Researchers at the HZDR have calculated that the specific layout of four holes ("antidots") in a layer of cobalt will accommodate 15 different combinations for programming. CREDIT: HZDR.

There are many possibilities for computing created by nanometer-scale magnetic perforated grids. Researchers from the Helmholtz Zentrum Dresden-Rossendorf (HZDR) have worked with international collaborators to demonstrate reliable programming of a cobalt grid at room temperature.

They also discovered that three magnetic states can be configured for every hole ("antidot"). The results of the research have been published in the Scientific Reports journal.

Physicist Dr Rantej Bali from the HZDR worked in collaboration with scientists from the University of Western Australia and Singapore to develop a special grid structure in a thin cobalt layer to program its magnetic properties. His collaborators from the National University in Singapore developed the grid using a photolithographic procedure identical to the one currently used in chip manufacture.

Approximately 250 nanometer-sized holes - antidots - were formed in the cobalt layer at regular intervals, including interspaces of only 150 nm. To stably program the grid, the researchers from Singapore employed the Dresden design, which specified a metal layer with a thickness of nearly 50 nm.

Fascinating properties of the cobalt antidot grid could be observed at these dimensions: the team headed by Dr Bali discovered that when a magnetic field was externally applied, three distinct magnetic states could be configured around each hole. These states were named “G,” “C,” and “Q” by the researchers.

Antidots are now in the international research spotlight. By optimizing the antidot geometry we were able to show that the spins, or the magnetic moments of the electrons, could be reliably programmed around the holes.

Dr Rantej Bali, Physicist, HZDR

Building blocks for future logic

As the individually programmable holes are located in a magnetic metal layer, the grid geometry could potentially be used in computers that work with spin-waves instead of electric current.

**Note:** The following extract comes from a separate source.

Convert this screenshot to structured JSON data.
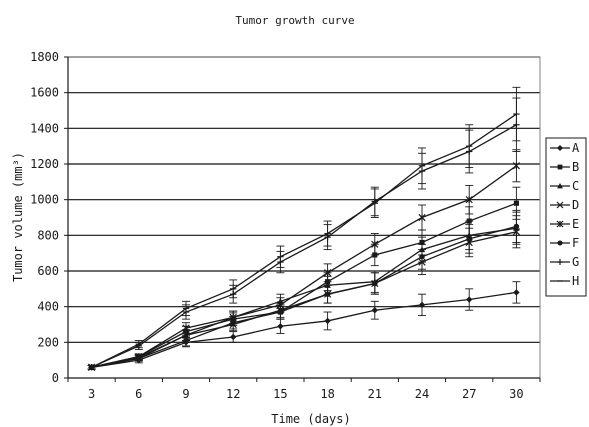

Spin-waves are similar to the so-called Mexican waves you see in a football stadium. The wave propagates through the stadium, but the individual fans, in our case the electrons, stay seated.

Dr Rantej Bali, Physicist, HZDR

The power consumption of the logic chips that use such spin-waves is much less compared to prevalent processors. This is because there is no need for electrical current.

Many magnetic states can be achieved in the perforated grid such that, for instance, specific directions can be assigned to the spin-waves. This can pave the way for a greater processing speed of the logic chips in future.

Our perforated grids could also operate as components for future circuits working with spin-waves.

Dr Rantej Bali, Physicist, HZDR

Tobias Schneider, a Doctoral candidate, is currently working on the analysis of the dynamics that the spin-waves develop in such perforated grids. In addition to other aspects, he is participating in the development of special computer programs that enable the complex calculation of the magnetic states in such perforated grids.